Wie überlegen sie mir war, einen halben Kopf größer,
vom Größenunterschied im Kopf gar nicht zu reden.
Sie war gut in Physik, ich nur in Physis, ihr Thema:
Energie und wie sie verschwendet wird.
Könnte man mit der Kraft, die notwendig ist, um eine
Brandschutztür aus Stahl zu öffnen, nicht gleichzeitig
ein paar Orangen auspressen, fragte sie. Was da
verloren geht! Ich hatte keinen blassen Schimmer,
ganz im Gegensatz zum See.
Ich hatte nur Augen für ihren Mund, aus dem
diese Versuchsanordnungen nur so sprudelten,
ihre rauen, rissigen Lippen, die nach Zimt schmeckten
oder Holunder, da verschwimmt die Erinnerung.

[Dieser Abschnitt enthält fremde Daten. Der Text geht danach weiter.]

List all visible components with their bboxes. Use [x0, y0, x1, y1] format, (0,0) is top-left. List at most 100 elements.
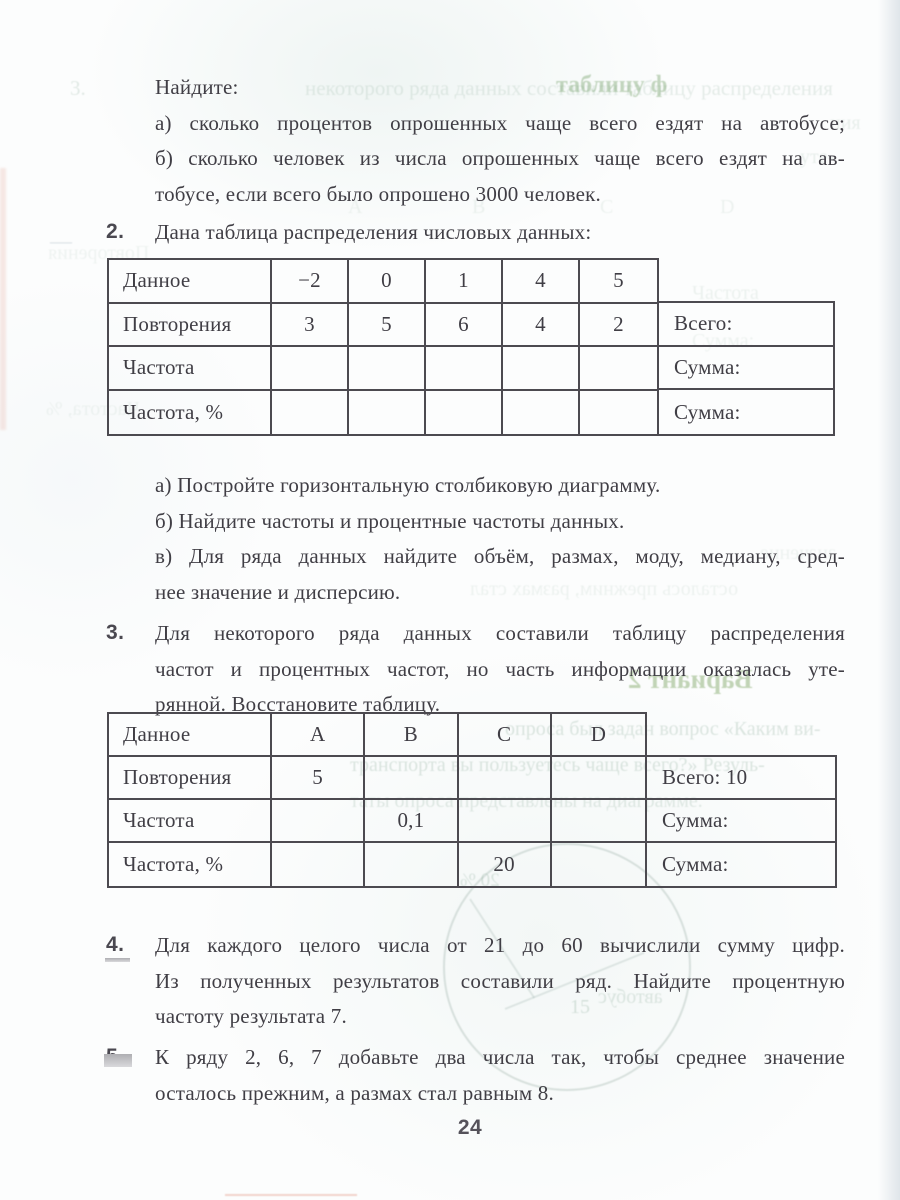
- problem-4-line1: Для каждого целого числа от 21 до 60 выч…: [155, 933, 845, 957]
- value-cell: A: [272, 714, 366, 757]
- value-cell: [365, 843, 459, 886]
- bleed-through-text: A: [348, 196, 363, 218]
- value-cell: 6: [426, 303, 503, 347]
- value-cell: [349, 347, 426, 391]
- value-cell: [552, 843, 645, 886]
- value-cell: 5: [272, 757, 366, 800]
- problem-4-line3: частоту результата 7.: [155, 1004, 347, 1028]
- value-cell: 0,1: [365, 800, 459, 843]
- bleed-through-text: ния: [830, 112, 861, 134]
- bleed-through-text: таблицу ф: [556, 72, 668, 98]
- value-cell: [503, 347, 580, 391]
- value-cell: 20: [459, 843, 552, 886]
- value-cell: 1: [426, 260, 503, 304]
- distribution-table-2: Данное A B C D Повторения 5 Частота 0,1 Частота, …: [107, 712, 647, 888]
- value-cell: D: [551, 714, 645, 757]
- value-cell: [458, 800, 552, 843]
- problem-1-tail: Найдите: а) сколько процентов опрошенных…: [155, 70, 845, 212]
- value-cell: 5: [349, 303, 426, 347]
- problem-2-item-v-line1: в) Для ряда данных найдите объём, размах…: [155, 544, 845, 568]
- problem-3-statement: Для некоторого ряда данных составили таб…: [155, 616, 845, 723]
- value-cell: [503, 390, 580, 434]
- row-label-cell: Частота: [109, 800, 272, 843]
- value-cell: 0: [349, 260, 426, 304]
- problem-5-line1: К ряду 2, 6, 7 добавьте два числа так, ч…: [155, 1045, 845, 1069]
- value-cell: [272, 390, 349, 434]
- value-cell: [458, 757, 552, 800]
- problem-5-line2: осталось прежним, а размах стал равным 8…: [155, 1080, 554, 1105]
- value-cell: 4: [503, 260, 580, 304]
- bleed-through-text: транспорта вы пользуетесь чаще всего?» Р…: [350, 754, 765, 776]
- row-label-cell: Повторения: [109, 303, 272, 347]
- row-label-cell: Частота, %: [109, 843, 272, 886]
- bleed-through-text: B: [472, 196, 486, 218]
- row-label-cell: Частота, %: [109, 390, 272, 434]
- bleed-through-text: 15: [570, 996, 590, 1018]
- distribution-table-1: Данное −2 0 1 4 5 Повторения 3 5 6 4 2 Частота Частот…: [107, 258, 659, 436]
- value-cell: [551, 757, 645, 800]
- difficulty-marker: [104, 1054, 132, 1067]
- value-cell: 4: [503, 303, 580, 347]
- value-cell: 3: [272, 303, 349, 347]
- value-cell: [580, 391, 657, 435]
- problem-5-statement: К ряду 2, 6, 7 добавьте два числа так, ч…: [155, 1040, 845, 1111]
- problem-2-item-v-line2: нее значение и дисперсию.: [155, 579, 401, 604]
- value-cell: [551, 800, 645, 843]
- distribution-table-1-totals: Всего: Сумма: Сумма:: [657, 301, 835, 436]
- problem-4-statement: Для каждого целого числа от 21 до 60 выч…: [155, 928, 845, 1035]
- bleed-through-text: D: [720, 196, 735, 218]
- row-label-cell: Данное: [109, 260, 272, 304]
- summary-cell: Сумма:: [647, 800, 835, 843]
- item-b-text-line1: б) сколько человек из числа опрошенных ч…: [155, 146, 845, 170]
- value-cell: [272, 347, 349, 391]
- summary-cell: Всего: 10: [647, 757, 835, 800]
- bleed-through-text: C: [600, 196, 614, 218]
- problem-2-statement: Дана таблица распределения числовых данн…: [155, 215, 845, 251]
- problem-3-line2: частот и процентных частот, но часть инф…: [155, 656, 845, 681]
- value-cell: [365, 757, 459, 800]
- problem-3-number: 3.: [106, 621, 125, 644]
- distribution-table-2-totals: Всего: 10 Сумма: Сумма:: [645, 755, 837, 888]
- value-cell: [426, 390, 503, 434]
- summary-cell: Сумма:: [662, 852, 729, 876]
- bleed-through-text: 3.: [70, 76, 86, 100]
- page-number: 24: [457, 1116, 483, 1139]
- summary-cell: Всего:: [659, 303, 833, 347]
- value-cell: [272, 800, 366, 843]
- bleed-through-text: некоторого ряда данных составили таблицу…: [305, 76, 833, 100]
- bleed-through-text: таты опроса представлены на диаграмме.: [350, 790, 703, 812]
- scan-stain: [0, 168, 6, 430]
- value-cell: [426, 347, 503, 391]
- summary-cell: Сумма:: [674, 399, 741, 424]
- summary-cell: Сумма:: [659, 347, 833, 391]
- problem-2-text: Дана таблица распределения числовых данн…: [155, 220, 592, 244]
- item-a-text: а) сколько процентов опрошенных чаще все…: [155, 110, 845, 135]
- page-edge-shadow: [878, 0, 900, 1200]
- problem-3-line1: Для некоторого ряда данных составили таб…: [155, 621, 845, 645]
- problem-2-number: 2.: [106, 220, 125, 243]
- difficulty-marker: [105, 958, 130, 962]
- value-cell: [272, 843, 366, 886]
- value-cell: [580, 347, 657, 391]
- problem-2-items: а) Постройте горизонтальную столбиковую …: [155, 468, 845, 610]
- value-cell: C: [458, 714, 552, 757]
- ghost-pie-chart-circle: [443, 843, 691, 1091]
- bleed-through-text: —: [50, 228, 72, 253]
- value-cell: 2: [580, 304, 657, 347]
- row-label-cell: Частота: [109, 347, 272, 391]
- bleed-through-text: Частота: [692, 282, 759, 304]
- problem-4-number: 4.: [106, 933, 125, 956]
- problem-4-line2: Из полученных результатов составили ряд.…: [155, 968, 845, 993]
- value-cell: B: [365, 714, 459, 757]
- value-cell: −2: [272, 260, 349, 304]
- value-cell: [349, 390, 426, 434]
- problem-2-item-b: б) Найдите частоты и процентные частоты …: [155, 508, 625, 533]
- bleed-through-text: уте-: [800, 146, 835, 168]
- problem-2-item-a: а) Постройте горизонтальную столбиковую …: [155, 473, 661, 497]
- row-label-cell: Повторения: [109, 757, 272, 800]
- bleed-through-text: опроса был задан вопрос «Каким ви-: [505, 718, 821, 740]
- scan-stain: [225, 1194, 357, 1196]
- value-cell: 5: [580, 260, 657, 304]
- item-b-text-line2: тобусе, если всего было опрошено 3000 че…: [155, 181, 601, 206]
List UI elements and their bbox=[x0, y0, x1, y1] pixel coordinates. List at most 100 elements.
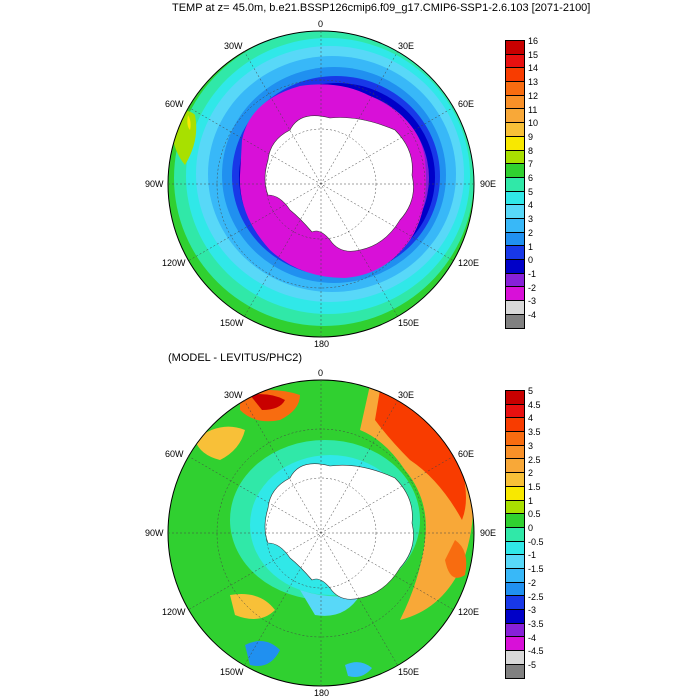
top-lon-label-180: 180 bbox=[314, 339, 330, 349]
bottom-colorbar-swatch bbox=[506, 500, 524, 515]
difference-subtitle: (MODEL - LEVITUS/PHC2) bbox=[168, 352, 303, 364]
top-colorbar-label: 6 bbox=[528, 173, 534, 183]
top-colorbar-label: 15 bbox=[528, 49, 539, 60]
bottom-lon-label-180: 180 bbox=[314, 688, 330, 698]
top-colorbar-swatch bbox=[506, 123, 524, 137]
top-colorbar-swatch bbox=[506, 109, 524, 124]
bottom-colorbar-label: -4.5 bbox=[528, 646, 544, 657]
top-colorbar-label: 1 bbox=[528, 241, 534, 252]
bottom-colorbar-swatch bbox=[506, 404, 524, 419]
bottom-lon-label-30e: 30E bbox=[398, 390, 415, 400]
bottom-colorbar-label: -2 bbox=[528, 577, 537, 588]
top-graticule bbox=[168, 31, 474, 337]
top-colorbar-swatch bbox=[506, 260, 524, 274]
top-lon-label-120e: 120E bbox=[458, 258, 480, 268]
top-colorbar-swatch bbox=[506, 150, 524, 165]
top-colorbar-swatch bbox=[506, 232, 524, 247]
top-lon-label-150e: 150E bbox=[398, 318, 420, 328]
top-colorbar-label: -2 bbox=[528, 282, 537, 293]
bottom-colorbar-swatch bbox=[506, 527, 524, 542]
top-colorbar-label: 0 bbox=[528, 255, 534, 266]
top-colorbar-label: 11 bbox=[528, 104, 538, 115]
top-colorbar-label: 5 bbox=[528, 186, 534, 197]
bottom-colorbar-label: -0.5 bbox=[528, 536, 544, 547]
top-lon-label-90e: 90E bbox=[480, 179, 497, 189]
bottom-graticule bbox=[168, 380, 474, 686]
top-lon-label-0: 0 bbox=[318, 19, 324, 29]
top-colorbar-swatch bbox=[506, 218, 524, 233]
bottom-colorbar-swatch bbox=[506, 541, 524, 556]
top-colorbar-swatch bbox=[506, 301, 524, 315]
top-colorbar-swatch bbox=[506, 287, 524, 302]
bottom-colorbar-swatch bbox=[506, 486, 524, 501]
top-colorbar-swatch bbox=[506, 68, 524, 83]
top-colorbar-swatch bbox=[506, 314, 524, 329]
bottom-colorbar-swatch bbox=[506, 418, 524, 433]
top-colorbar-swatch bbox=[506, 54, 524, 69]
figure-title: TEMP at z= 45.0m, b.e21.BSSP126cmip6.f09… bbox=[172, 2, 591, 14]
bottom-lon-label-60w: 60W bbox=[165, 449, 184, 459]
bottom-colorbar-label: -1.5 bbox=[528, 564, 544, 575]
bottom-colorbar-label: 1.5 bbox=[528, 481, 541, 492]
bottom-colorbar-swatch bbox=[506, 473, 524, 487]
bottom-colorbar-swatch bbox=[506, 623, 524, 638]
bottom-colorbar-label: 4.5 bbox=[528, 399, 541, 410]
top-colorbar-label: 7 bbox=[528, 159, 534, 170]
top-colorbar-swatch bbox=[506, 246, 524, 260]
bottom-colorbar-label: 0.5 bbox=[528, 509, 541, 520]
top-colorbar-swatch bbox=[506, 273, 524, 288]
bottom-lon-label-120e: 120E bbox=[458, 607, 480, 617]
top-lon-label-60e: 60E bbox=[458, 99, 475, 109]
bottom-lon-label-150w: 150W bbox=[220, 667, 244, 677]
bottom-colorbar-swatch bbox=[506, 664, 524, 679]
bottom-colorbar-label: -5 bbox=[528, 660, 537, 670]
bottom-colorbar bbox=[505, 390, 525, 680]
top-colorbar bbox=[505, 40, 525, 330]
top-colorbar-label: 3 bbox=[528, 214, 534, 225]
top-lon-label-150w: 150W bbox=[220, 318, 244, 328]
bottom-colorbar-swatch bbox=[506, 651, 524, 665]
bottom-colorbar-swatch bbox=[506, 445, 524, 460]
bottom-colorbar-swatch bbox=[506, 391, 524, 405]
bottom-colorbar-label: -4 bbox=[528, 632, 537, 643]
bottom-colorbar-label: -1 bbox=[528, 550, 537, 561]
bottom-lon-label-60e: 60E bbox=[458, 449, 475, 459]
bottom-colorbar-swatch bbox=[506, 459, 524, 474]
bottom-colorbar-swatch bbox=[506, 582, 524, 597]
top-lon-label-30e: 30E bbox=[398, 41, 415, 51]
top-lon-label-60w: 60W bbox=[165, 99, 184, 109]
bottom-colorbar-swatch bbox=[506, 637, 524, 652]
top-colorbar-label: 8 bbox=[528, 145, 534, 156]
top-colorbar-swatch bbox=[506, 191, 524, 206]
bottom-colorbar-label: 5 bbox=[528, 386, 534, 396]
top-colorbar-swatch bbox=[506, 82, 524, 96]
bottom-colorbar-swatch bbox=[506, 568, 524, 583]
top-colorbar-label: 14 bbox=[528, 63, 539, 74]
top-colorbar-label: 2 bbox=[528, 227, 534, 238]
bottom-colorbar-label: -3.5 bbox=[528, 618, 544, 629]
top-colorbar-label: 13 bbox=[528, 77, 539, 88]
bottom-lon-label-30w: 30W bbox=[224, 390, 243, 400]
bottom-colorbar-swatch bbox=[506, 610, 524, 624]
top-colorbar-swatch bbox=[506, 41, 524, 55]
top-colorbar-label: 12 bbox=[528, 90, 539, 101]
bottom-colorbar-swatch bbox=[506, 514, 524, 528]
top-lon-label-90w: 90W bbox=[145, 179, 164, 189]
bottom-colorbar-swatch bbox=[506, 555, 524, 569]
bottom-colorbar-label: 3 bbox=[528, 440, 534, 451]
bottom-lon-label-90e: 90E bbox=[480, 528, 497, 538]
top-lon-label-30w: 30W bbox=[224, 41, 243, 51]
top-colorbar-swatch bbox=[506, 136, 524, 151]
top-colorbar-label: 9 bbox=[528, 131, 534, 142]
top-lon-label-120w: 120W bbox=[162, 258, 186, 268]
top-colorbar-label: 16 bbox=[528, 36, 539, 46]
bottom-colorbar-swatch bbox=[506, 432, 524, 446]
bottom-lon-label-0: 0 bbox=[318, 368, 324, 378]
bottom-colorbar-label: 3.5 bbox=[528, 427, 541, 438]
bottom-colorbar-label: 4 bbox=[528, 413, 534, 424]
top-colorbar-swatch bbox=[506, 205, 524, 219]
top-colorbar-swatch bbox=[506, 95, 524, 110]
bottom-colorbar-label: 0 bbox=[528, 523, 534, 533]
bottom-colorbar-swatch bbox=[506, 596, 524, 610]
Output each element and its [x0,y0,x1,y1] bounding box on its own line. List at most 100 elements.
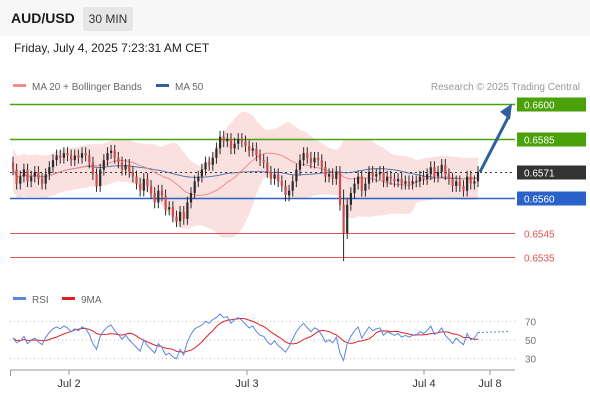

Später, als wir aufstanden, blieb ihr Blick an meiner
Badehose hängen. Abklingbecken, sagte sie, grinste
und ich weiß bis heute nicht, woher sie die Vokabel hatte.
Nur den Klang habe ich noch im Ohr, den weichen
Wiltshire-Akzent einer Austauschschülerin.
Damals aber verstand ich nicht mal, was sie meinte.